この記事を書いた人 Avatar photo 琉球新報社

 沖縄振興開発金融公庫(譜久山當則理事長)は30日までに、「目利きの銀次」など居酒屋を展開するみたのクリエイト(中城村、田野治樹社長)がタイに直営店を初出店する設備資金として、海外展開資金4800万円を融資した。

同社はタイで3年以内にさらに直営2店の開店を目指す。将来構想として食材やノウハウを提供するフランチャイズ(FC)店をタイに30店、香港・上海に40店開店する計画。
 沖縄公庫は6月から、新たな沖縄振興計画に合わせて、県内企業の海外展開支援や駐留軍用地跡地の再開発の支援を強化するため組織を再編、今回の融資は再編後初めて。
 タイの首都バンコクの店舗は11月2日開店。工事の遅れから当初の開店予定からずれ込んだ。店内は160席で、沖縄からの6人を含む従業員は40人。
 食材は、那覇空港の全日本空輸(ANA)の国際貨物ハブも活用して搬出する。
 FC店は香港の初店舗が11月12日にグランドオープン、タイは12月26日にオープンする。
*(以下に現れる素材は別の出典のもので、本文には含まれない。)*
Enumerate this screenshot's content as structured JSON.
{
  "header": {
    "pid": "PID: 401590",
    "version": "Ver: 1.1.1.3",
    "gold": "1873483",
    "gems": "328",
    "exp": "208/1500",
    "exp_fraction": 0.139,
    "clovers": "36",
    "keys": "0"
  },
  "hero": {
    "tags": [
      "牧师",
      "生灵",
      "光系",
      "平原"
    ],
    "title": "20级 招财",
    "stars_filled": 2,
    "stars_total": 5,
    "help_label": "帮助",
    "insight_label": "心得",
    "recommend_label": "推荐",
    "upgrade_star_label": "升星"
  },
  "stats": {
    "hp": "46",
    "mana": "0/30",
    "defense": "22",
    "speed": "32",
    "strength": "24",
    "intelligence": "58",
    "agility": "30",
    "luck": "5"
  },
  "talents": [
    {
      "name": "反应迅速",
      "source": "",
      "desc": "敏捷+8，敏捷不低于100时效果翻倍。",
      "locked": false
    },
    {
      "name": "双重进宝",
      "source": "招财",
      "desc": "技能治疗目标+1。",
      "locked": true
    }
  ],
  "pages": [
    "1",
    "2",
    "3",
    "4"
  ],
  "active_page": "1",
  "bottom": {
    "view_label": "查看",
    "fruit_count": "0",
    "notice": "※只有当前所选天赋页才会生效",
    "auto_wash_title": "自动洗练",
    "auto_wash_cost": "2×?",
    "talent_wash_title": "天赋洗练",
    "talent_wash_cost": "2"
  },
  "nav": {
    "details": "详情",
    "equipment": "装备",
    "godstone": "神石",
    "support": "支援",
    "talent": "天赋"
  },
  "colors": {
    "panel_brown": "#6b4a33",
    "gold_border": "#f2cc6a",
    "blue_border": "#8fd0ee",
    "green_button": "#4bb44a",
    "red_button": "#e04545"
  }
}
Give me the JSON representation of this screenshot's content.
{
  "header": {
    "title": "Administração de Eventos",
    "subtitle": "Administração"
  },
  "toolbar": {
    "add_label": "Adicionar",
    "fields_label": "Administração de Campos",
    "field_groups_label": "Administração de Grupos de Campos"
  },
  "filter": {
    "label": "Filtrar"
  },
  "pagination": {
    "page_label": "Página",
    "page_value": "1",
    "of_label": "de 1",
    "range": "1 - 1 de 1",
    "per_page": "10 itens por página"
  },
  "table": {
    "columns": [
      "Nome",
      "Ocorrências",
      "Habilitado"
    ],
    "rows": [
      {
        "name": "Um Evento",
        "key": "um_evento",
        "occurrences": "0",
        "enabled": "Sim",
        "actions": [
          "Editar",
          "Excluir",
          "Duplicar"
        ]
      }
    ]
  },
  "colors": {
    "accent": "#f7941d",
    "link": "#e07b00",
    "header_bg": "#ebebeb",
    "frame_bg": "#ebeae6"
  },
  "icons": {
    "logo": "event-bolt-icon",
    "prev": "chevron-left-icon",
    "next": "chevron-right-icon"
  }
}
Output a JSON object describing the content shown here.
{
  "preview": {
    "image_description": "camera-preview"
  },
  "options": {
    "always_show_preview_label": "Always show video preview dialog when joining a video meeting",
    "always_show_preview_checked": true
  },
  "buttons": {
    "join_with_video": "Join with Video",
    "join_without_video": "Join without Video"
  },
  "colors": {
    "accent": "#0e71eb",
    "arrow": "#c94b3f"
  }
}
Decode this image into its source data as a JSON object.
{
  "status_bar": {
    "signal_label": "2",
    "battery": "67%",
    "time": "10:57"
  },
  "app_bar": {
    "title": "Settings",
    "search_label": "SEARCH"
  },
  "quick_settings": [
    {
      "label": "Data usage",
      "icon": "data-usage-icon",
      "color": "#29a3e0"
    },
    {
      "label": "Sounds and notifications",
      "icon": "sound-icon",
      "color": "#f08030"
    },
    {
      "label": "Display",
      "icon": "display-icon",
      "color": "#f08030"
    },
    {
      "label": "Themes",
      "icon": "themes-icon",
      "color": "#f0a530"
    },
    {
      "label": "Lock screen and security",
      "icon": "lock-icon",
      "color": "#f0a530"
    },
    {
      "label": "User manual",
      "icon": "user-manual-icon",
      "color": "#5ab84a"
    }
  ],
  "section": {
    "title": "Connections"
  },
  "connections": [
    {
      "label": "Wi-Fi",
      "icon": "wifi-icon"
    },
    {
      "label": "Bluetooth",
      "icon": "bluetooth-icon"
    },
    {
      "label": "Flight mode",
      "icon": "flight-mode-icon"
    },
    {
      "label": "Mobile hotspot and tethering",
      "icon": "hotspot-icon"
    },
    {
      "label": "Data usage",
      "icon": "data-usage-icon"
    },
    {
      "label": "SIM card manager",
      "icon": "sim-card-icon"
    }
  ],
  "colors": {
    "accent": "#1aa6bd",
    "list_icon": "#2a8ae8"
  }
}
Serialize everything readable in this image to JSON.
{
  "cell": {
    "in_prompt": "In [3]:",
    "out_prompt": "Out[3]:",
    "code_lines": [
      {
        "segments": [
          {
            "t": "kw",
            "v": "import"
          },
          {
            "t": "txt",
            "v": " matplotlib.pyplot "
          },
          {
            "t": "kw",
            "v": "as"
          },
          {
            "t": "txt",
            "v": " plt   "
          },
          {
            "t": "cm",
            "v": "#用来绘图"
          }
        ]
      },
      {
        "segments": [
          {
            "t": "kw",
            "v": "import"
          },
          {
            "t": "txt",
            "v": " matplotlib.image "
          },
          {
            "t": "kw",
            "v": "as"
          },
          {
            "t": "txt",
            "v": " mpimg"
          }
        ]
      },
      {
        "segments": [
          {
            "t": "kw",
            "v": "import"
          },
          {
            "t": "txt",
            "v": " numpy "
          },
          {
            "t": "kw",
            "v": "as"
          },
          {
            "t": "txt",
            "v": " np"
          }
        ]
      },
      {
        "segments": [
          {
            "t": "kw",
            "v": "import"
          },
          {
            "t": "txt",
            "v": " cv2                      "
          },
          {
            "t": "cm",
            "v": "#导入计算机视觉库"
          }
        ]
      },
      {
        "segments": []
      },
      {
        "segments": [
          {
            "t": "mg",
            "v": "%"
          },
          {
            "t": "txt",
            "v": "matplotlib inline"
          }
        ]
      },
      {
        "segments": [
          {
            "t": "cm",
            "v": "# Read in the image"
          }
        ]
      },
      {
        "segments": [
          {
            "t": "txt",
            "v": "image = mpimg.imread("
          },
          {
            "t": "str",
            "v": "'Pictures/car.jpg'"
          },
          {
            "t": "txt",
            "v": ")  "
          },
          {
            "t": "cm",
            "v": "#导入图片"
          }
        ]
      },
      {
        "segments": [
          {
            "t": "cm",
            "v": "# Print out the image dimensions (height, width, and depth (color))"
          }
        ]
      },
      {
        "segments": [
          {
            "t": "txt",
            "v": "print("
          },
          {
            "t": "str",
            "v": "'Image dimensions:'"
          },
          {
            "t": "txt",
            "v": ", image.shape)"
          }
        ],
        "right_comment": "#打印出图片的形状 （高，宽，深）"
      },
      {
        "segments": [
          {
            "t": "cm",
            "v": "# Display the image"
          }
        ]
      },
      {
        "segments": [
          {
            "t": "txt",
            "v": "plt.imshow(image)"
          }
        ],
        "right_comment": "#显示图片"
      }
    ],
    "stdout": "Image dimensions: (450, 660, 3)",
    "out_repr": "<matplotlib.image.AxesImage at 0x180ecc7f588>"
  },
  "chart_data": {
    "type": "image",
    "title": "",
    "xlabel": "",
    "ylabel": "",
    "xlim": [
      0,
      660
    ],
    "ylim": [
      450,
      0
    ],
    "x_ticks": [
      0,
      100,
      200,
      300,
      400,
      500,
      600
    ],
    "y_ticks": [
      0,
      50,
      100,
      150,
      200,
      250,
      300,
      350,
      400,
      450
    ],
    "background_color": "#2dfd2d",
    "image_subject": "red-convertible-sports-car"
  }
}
 みたのクリエイトは2007年設立。「目利きの銀次」や「生け簀(す)の銀次」など県内に13店舗の居酒屋を展開する。従業員350人で、13年8月期の年商は約11億円。14年6月には屋外で飲むスカイバーなど新事業展開も計画している。
 沖縄公庫の海外展開資金は、今回を含め3件に計1億8千万円の融資実績がある。沖縄公庫の担当者は「続く企業が出てくることに期待している」と述べた。